Abstract

An increasing number of manufacturing organizations are placing direct emphasis on operations improvement as a means of achieving competitive success. Small and medium enterprises (SMEs), however, generally lack the resources in capital, time and expertise to implement business process re-engineering (BPR), as has been advocated by a number of authors. This paper presents a comparative analysis of continuous improvement (CI) versus BPR approaches to operational change. Change implies risk, and SMEs naturally require a means for establishing levels of uncertainty and net return. Equally, the performance measures adopted by these two (respectively, bottom-up and top-down) approaches differ significantly and normally defy direct comparison. A dynamic systems simulation is developed from a case study within the plastics industry and is used to evaluate the implementation of either varying levels of improvement or natural processes in the case of BPR. Although it is an industry-specific model, the approach raises several implications.

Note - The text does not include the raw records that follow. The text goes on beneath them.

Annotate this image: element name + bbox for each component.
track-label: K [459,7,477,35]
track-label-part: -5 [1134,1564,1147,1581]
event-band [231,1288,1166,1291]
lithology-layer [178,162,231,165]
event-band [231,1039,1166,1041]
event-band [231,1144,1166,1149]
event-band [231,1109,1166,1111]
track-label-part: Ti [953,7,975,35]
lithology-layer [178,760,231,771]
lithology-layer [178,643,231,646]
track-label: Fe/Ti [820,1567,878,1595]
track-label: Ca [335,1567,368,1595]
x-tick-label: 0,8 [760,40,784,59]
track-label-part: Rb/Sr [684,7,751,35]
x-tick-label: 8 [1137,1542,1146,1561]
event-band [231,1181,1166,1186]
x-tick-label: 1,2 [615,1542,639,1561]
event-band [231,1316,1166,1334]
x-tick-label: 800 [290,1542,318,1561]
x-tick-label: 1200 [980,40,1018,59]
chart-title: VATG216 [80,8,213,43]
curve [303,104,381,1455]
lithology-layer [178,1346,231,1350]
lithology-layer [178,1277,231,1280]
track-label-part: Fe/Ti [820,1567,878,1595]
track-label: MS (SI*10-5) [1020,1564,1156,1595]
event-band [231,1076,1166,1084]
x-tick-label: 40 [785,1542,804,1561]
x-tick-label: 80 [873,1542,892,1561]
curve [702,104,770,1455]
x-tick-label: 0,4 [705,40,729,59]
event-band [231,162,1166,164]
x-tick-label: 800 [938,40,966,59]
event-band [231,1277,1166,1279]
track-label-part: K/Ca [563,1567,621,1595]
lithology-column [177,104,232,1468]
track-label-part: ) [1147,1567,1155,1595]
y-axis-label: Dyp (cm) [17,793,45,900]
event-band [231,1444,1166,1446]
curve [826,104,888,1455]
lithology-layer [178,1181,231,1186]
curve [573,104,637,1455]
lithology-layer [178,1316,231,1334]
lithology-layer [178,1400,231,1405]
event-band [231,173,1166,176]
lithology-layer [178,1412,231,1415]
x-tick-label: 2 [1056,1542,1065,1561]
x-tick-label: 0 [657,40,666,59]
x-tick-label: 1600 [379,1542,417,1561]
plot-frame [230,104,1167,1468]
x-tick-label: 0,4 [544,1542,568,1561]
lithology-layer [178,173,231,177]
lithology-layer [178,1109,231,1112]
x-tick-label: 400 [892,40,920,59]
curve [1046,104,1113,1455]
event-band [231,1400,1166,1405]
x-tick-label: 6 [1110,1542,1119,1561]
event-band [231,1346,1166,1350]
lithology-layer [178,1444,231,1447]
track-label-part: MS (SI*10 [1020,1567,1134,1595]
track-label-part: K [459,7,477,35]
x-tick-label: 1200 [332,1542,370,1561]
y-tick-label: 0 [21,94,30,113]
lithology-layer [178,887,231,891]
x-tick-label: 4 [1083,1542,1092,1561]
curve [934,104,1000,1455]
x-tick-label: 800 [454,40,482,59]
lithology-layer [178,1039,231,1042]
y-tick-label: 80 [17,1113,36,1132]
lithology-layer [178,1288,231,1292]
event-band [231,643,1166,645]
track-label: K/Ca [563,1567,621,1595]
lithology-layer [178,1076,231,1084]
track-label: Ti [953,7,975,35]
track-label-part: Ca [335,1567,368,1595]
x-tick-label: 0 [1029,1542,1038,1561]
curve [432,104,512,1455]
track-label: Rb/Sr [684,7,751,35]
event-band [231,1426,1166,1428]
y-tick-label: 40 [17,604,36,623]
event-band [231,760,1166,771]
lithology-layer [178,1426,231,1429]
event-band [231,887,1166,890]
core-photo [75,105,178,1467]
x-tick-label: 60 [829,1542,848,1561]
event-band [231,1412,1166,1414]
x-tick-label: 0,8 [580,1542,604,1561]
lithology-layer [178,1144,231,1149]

Of specific interest is the trade-off between performance improvement and cost, time frame and risk. Attention is also focused on evaluation of the threshold at which the two philosophies overlap and the point at which companies may make the transition between the two philosophies. The paper goes on to evaluate the decrease in the return of investment (ROI), as improvements impinge on other stages within the process, creating up- and downstream bottlenecks. It also evaluates the level of a single ‘natural process’, as a means of costing BPR implementation. The paper concludes with the definition of ROI curves, which are intended to inform SMEs in the selection of appropriate improvement strategies.